The inevitable has happened. Subaru has released a couple teaser photos of the upcoming BRZ STI. While this is very good news, it’s not the promise of a yet another turbocharged Subaru that has us excited. Rather, it’s the further differentiation of the BRZ from its twin – the Scion FR-S – that has us tickled.
For those who’ve been living under a rock for the last few years, the BRZ and the FR-S are – save a few minor differences – essentially the same car. The two rear-wheel drive economical sports cars are the product of a Subaru and Toyota partnership. Subaru did the designing while Toyota fitted the bill and tacked on the Scion badge.
Although Subaru has been charged with the manufacturing of the twin sports cars, Toyota gets to keep 90 percent of the production run for itself, leaving only a nominal number to be sold as Subaru BRZs. As the years tick on, however, Subaru’s share of the production will dwindle and eventually drop to zero. One day, the BRZ won’t exist at all. Sad, that.
Why would Subaru do such a deal? It was all about technology. Toyota wanted a rear-drive sports car and Subaru wanted a direct fuel injection system. Toyota had the D4-S direct injection system from the Lexus IS-F to spare and Suby had the engineering prowess to get a rear-drive coupe completed. The deal was done.
Subaru, while it can, is going big with its share of the riches. What exactly the upcoming BRZ STI will have under the hood is yet unknown. It’ll likely be a big turbo, though, based upon what we’ve seen of the WRX STI over the years. We know Subaru has the ability to turbocharge the new 2.0-liter boxer four-cylinder, too, as a very similar engine is found under the hood of the new 250hp Forester XT. If I had to guess, I’d wager the BRZ STI will make somewhere in the 280 horsepower range. From there, Subaru will likely stiffen suspension further, add some bigger brakes, and cover the little BRZ with brightly-colored STI badges.
It will surely be quite a kick to drive and an instant classic.
As exciting as it is, though, the BRZ STI doesn’t really matter. It’ll be made in very small quantities and for a very short amount of time. It’ll be a magical car, yes, but it won’t have the impact or staying power of the FR-S. The BRZ is a flash in the pan, a blip on the radar. The FR-S, however, is here for the long haul. So rather than drool over the BRZ STI, let’s instead look at what this turning point means for the future of the FR-S.
Many of us in the automotive media had been speculating since the launch of both the BRZ and the FR-S that forced induction variants would likely follow. I presumed that Suby would turbo and Scion would supercharge. Last week, however, Toyota stated it would not be fitting chargers to the FR-S but instead will likely focus on a hybrid-powered performance model. While this has me rather disappointed, it makes sense and is totally inline with branding: Subaru is known for its turbos and Toyota is known for its hybrids.

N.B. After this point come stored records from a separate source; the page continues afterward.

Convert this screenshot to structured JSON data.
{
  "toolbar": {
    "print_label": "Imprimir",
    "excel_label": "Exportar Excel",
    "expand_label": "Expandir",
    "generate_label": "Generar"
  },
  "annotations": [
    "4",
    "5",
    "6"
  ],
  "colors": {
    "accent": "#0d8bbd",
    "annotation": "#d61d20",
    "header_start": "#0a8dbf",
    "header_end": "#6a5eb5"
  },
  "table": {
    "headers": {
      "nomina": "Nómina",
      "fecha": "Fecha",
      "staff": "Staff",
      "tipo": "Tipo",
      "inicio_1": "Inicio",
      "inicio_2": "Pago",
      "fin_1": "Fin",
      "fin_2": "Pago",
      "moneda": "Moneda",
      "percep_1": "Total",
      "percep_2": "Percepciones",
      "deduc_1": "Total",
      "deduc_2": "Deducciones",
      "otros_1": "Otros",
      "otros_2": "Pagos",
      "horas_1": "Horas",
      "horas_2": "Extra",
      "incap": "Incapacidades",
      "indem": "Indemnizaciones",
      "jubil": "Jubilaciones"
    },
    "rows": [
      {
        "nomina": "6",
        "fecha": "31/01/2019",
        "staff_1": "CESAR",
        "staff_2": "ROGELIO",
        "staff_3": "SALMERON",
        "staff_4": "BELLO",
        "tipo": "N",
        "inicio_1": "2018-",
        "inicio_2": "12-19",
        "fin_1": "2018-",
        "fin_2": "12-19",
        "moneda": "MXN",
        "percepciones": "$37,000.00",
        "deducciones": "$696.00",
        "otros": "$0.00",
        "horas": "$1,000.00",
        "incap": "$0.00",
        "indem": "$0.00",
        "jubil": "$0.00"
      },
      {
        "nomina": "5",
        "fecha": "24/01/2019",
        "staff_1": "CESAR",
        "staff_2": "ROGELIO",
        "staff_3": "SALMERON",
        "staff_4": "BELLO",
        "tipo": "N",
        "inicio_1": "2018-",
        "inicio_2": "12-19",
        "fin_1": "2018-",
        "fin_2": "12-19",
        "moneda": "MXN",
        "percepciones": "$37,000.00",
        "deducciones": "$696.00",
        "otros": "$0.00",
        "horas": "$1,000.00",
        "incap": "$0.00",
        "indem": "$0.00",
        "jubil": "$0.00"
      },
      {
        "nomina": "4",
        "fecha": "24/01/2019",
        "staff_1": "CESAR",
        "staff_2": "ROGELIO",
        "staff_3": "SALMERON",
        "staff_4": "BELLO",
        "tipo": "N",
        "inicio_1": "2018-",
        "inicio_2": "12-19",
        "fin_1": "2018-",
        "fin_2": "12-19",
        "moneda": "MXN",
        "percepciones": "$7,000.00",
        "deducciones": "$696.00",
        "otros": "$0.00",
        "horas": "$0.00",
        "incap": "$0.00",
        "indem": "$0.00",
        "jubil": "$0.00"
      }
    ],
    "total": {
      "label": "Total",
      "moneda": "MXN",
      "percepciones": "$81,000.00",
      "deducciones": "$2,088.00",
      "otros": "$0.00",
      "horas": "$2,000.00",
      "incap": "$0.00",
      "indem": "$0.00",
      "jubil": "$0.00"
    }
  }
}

Hybrids are still widely seen as doddling little eco machines, despite the existence of the McLaren P1 and the LaFerrari. And Toyota is effectively married to hybridization. In order to propel hybridization to the forefront of the market, of which hybrids only comprise around four or five percent, they need a big boost in popularity. An affordable true sports car with satisfying performance and a hybrid drivetrain would do that trick quite nicely.
Think of it like this: car companies routinely build supercars not for the profits gleaned from the sale of the limited-run supercar itself, of which there are little, but rather because of the attention the high-performance models attract. Few people can afford an Audi R8 but they want to feel like they’re apart of the coolness surrounding an Audi R8. So they go buy an A3 or A4.
The hybrid FR-S, I wager, would have the same benefit but with the addition of drawing attention and buyers to the brand but also prove profitable – unlike supercars.
Should the hybrid FR-S hit the market, though, it wouldn’t be the first affordable sport hybrid. Honda, as you might recall, still makes and ‘sells’ the CR-Z sport hybrid. It was a great idea. But it sadly proved neither sporty nor fuel-efficient. Hybrid FR-S or not, however, Honda has its sights set on Scion. I recently spoke with a Honda representative who said that should Honda go after the FR-S, it could make a much, much better car. He cited the late S2000 as a perfect example of Honda’s rear-wheel drive sports car building prowess. That could prove to be a very, very good Japanese rear-drive sports car battle for us motoring enthusiasts.
Ultimately, that is all thinly-informed speculation at this point. What we do know for sure is that the fated BRZ is getting an STI treatment. And if you’re the kind of driver who can buy a turbocharged sports car and not drive the snot out of it, I’d say start saving for a down payment now. I reckon that in 25 years, a clean BRZ STI will likely be worth its weight in gold.